When learning about a general unification algorithm, we learned the rule *decompose*, which states unifying $ G \cup \{f(a_0,…a_k)=f(b_0,…,b_k)\} \Rightarrow G \cup \{a_0=b_0,…a_k=b_k\}$ . The question of, “What if $ f$ is not injective?” stood out to me. Say $ f$ is not injective, and we traverse that branch of computation where $ f(a_0,…a_k)=f(b_0,…,b_k) \Rightarrow \{a_0=b_0,…,a_k=b_k\}$ and lead to failure. Is it possible that there’s another way to assign $ a_0,…,a_k$ to $ b_0,…b_k$ such that it’s unifiable?
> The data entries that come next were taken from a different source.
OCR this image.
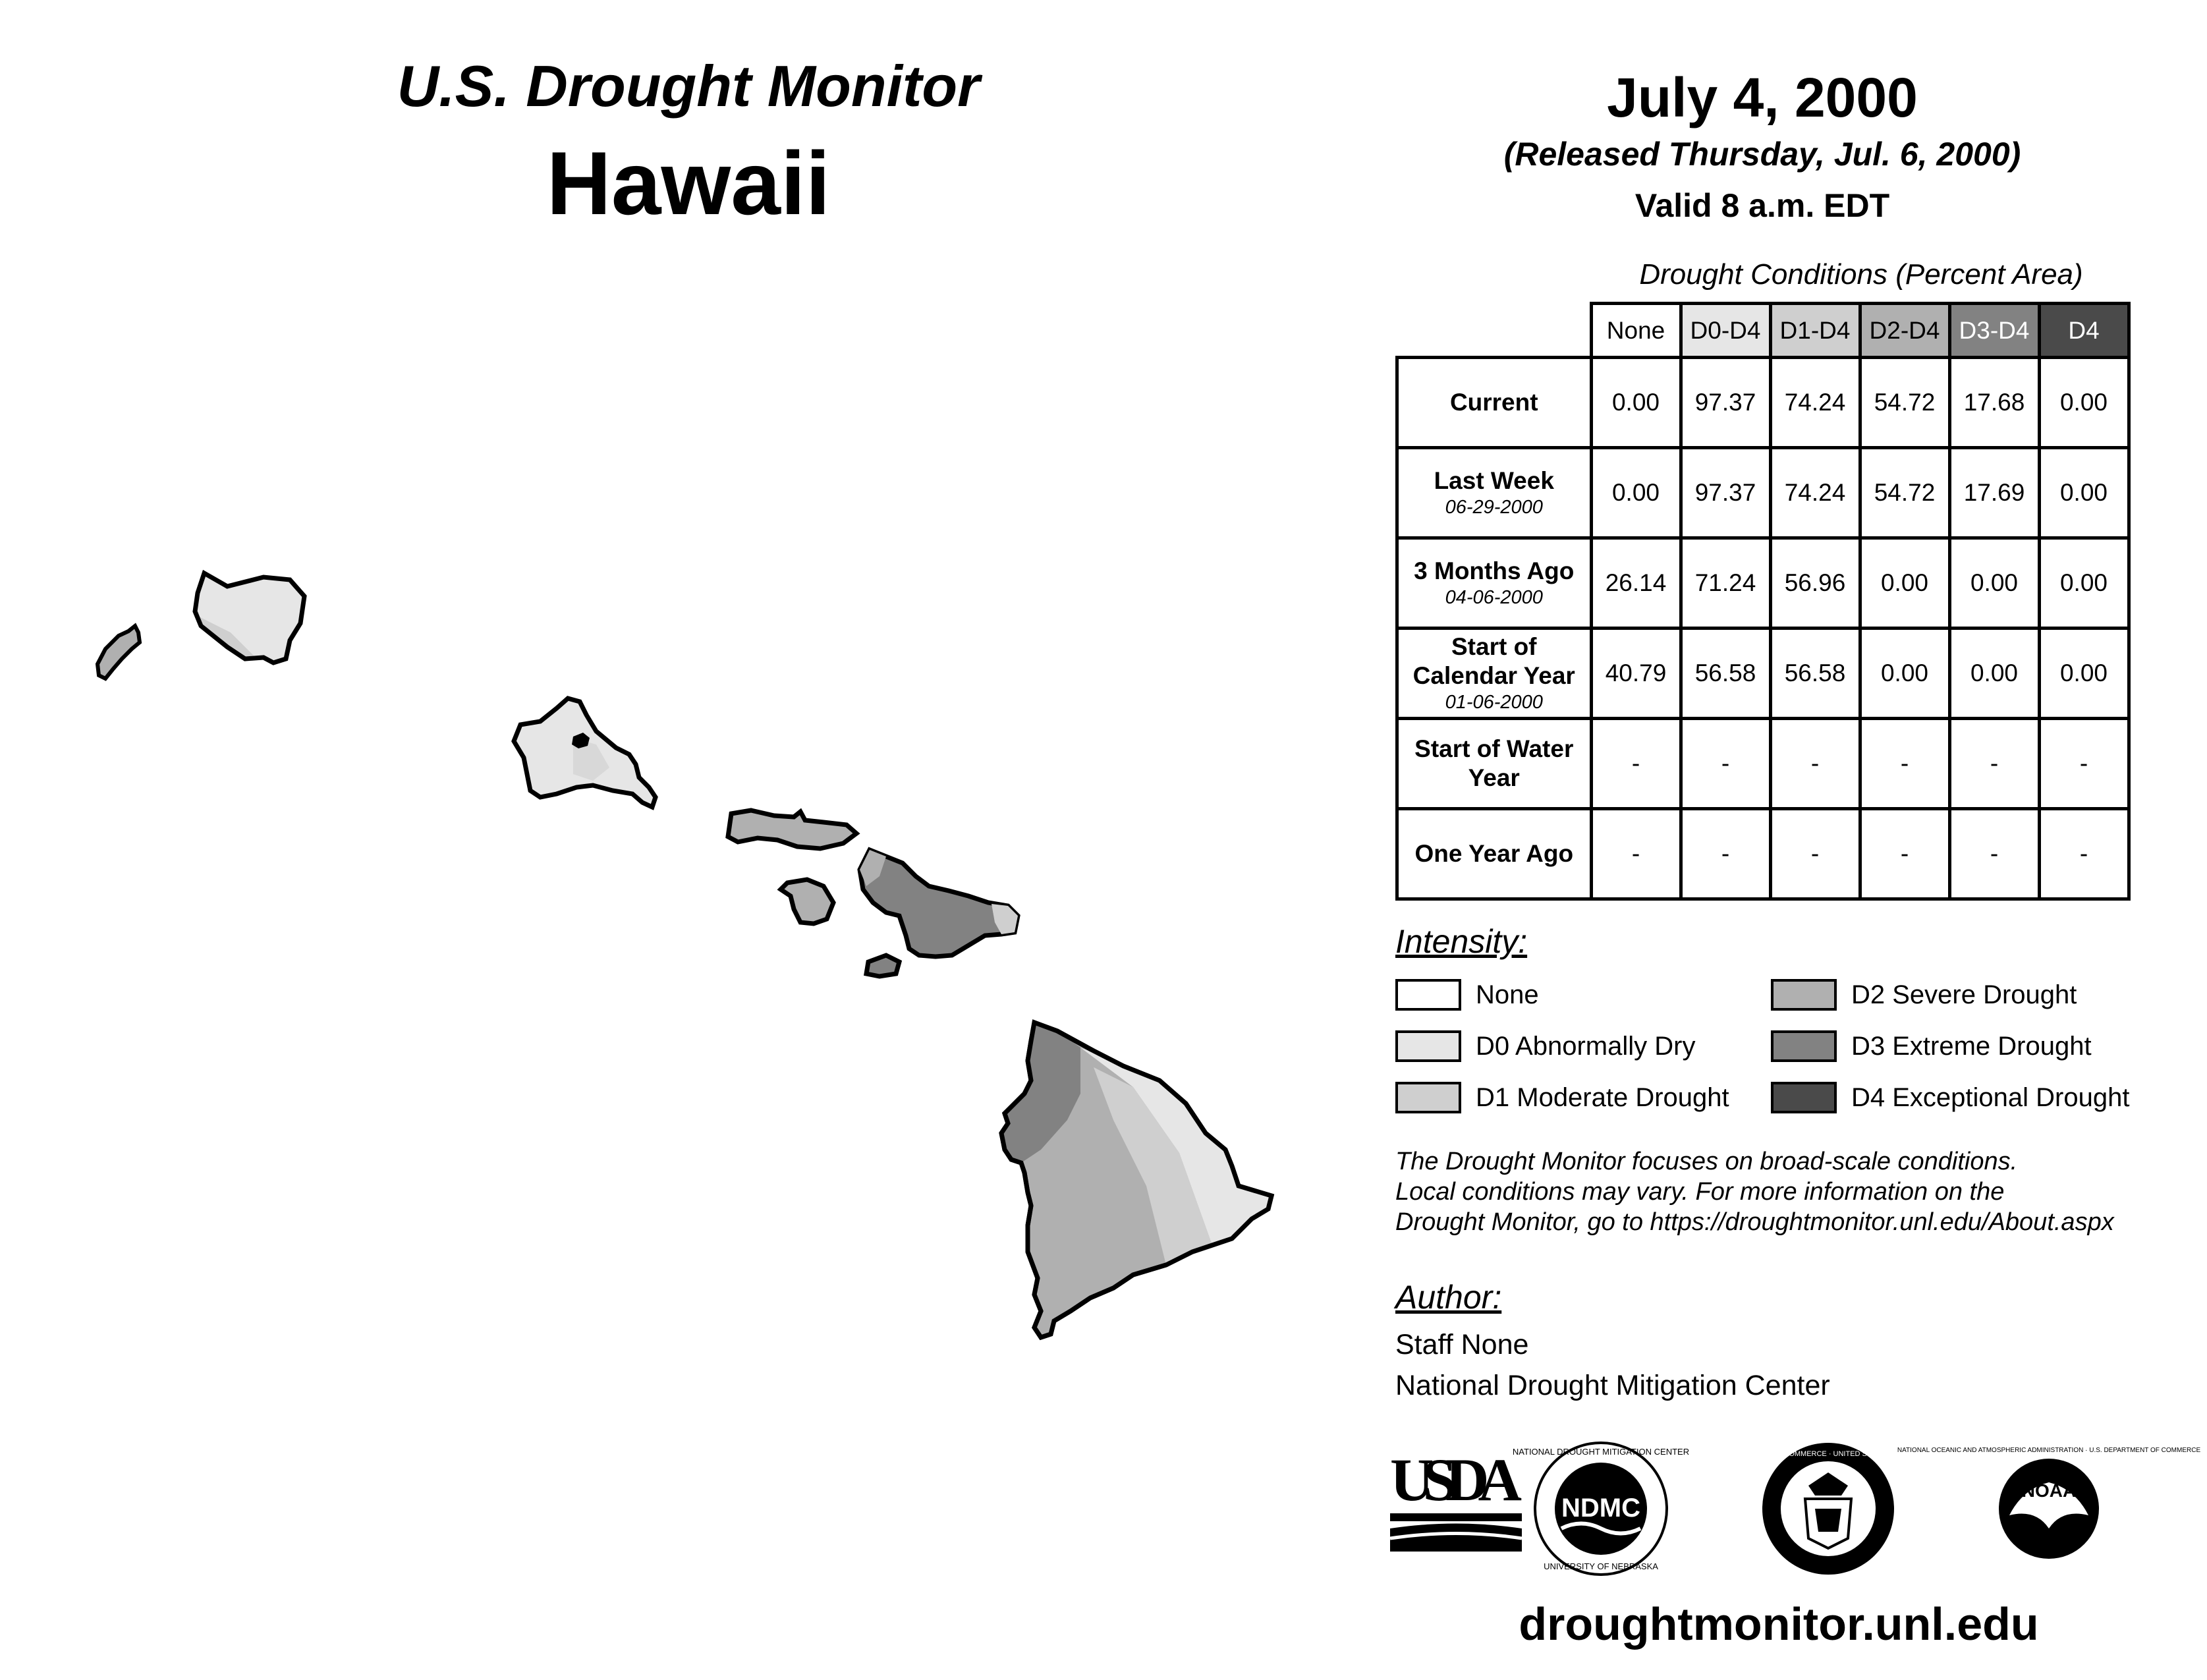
U.S. Drought Monitor
Hawaii
July 4, 2000
(Released Thursday, Jul. 6, 2000)
Valid 8 a.m. EDT
Drought Conditions (Percent Area)
	None	D0-D4	D1-D4	D2-D4	D3-D4	D4

Current	0.00	97.37	74.24	54.72	17.68	0.00

Last Week
06-29-2000	0.00	97.37	74.24	54.72	17.69	0.00

3 Months Ago
04-06-2000	26.14	71.24	56.96	0.00	0.00	0.00

Start of Calendar Year
01-06-2000	40.79	56.58	56.58	0.00	0.00	0.00

Start of Water Year	-	-	-	-	-	-

One Year Ago	-	-	-	-	-	-
Intensity:
None
D0 Abnormally Dry
D1 Moderate Drought
D2 Severe Drought
D3 Extreme Drought
D4 Exceptional Drought
The Drought Monitor focuses on broad-scale conditions.
Local conditions may vary. For more information on the
Drought Monitor, go to https://droughtmonitor.unl.edu/About.aspx
Author:
Staff None
National Drought Mitigation Center
USDA
NATIONAL DROUGHT MITIGATION CENTER
NDMC
UNIVERSITY OF NEBRASKA
DEPARTMENT OF COMMERCE · UNITED STATES OF AMERICA
NATIONAL OCEANIC AND ATMOSPHERIC ADMINISTRATION · U.S. DEPARTMENT OF COMMERCE
NOAA
droughtmonitor.unl.edu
I was thinking maybe of an example to demonstrate what I mean. This may not be a good example, but say we consider $ f(x,y) = x+y$ , and we want to unify $ f(h(a),g(b)) = f(g(c),h(d))$ then we would fail by assigning $ \{h(a) = g(c), g(b)=h(d)\}$ by decompose, but succeed in unification if instead we first switch the arguments of $ f$ (valid since $ f(a,b)=f(b,a)$ ), which will yield $ \{a \mapsto d, b \mapsto c\}$ .

I was reading a bit about it in this paper on page 6 where they discuss the idea of strictness in terms of decompose, but I don’t quite understand it, and more generally how we can perform this unification step of decompose on a general $ f$ without somehow backtracking on failure.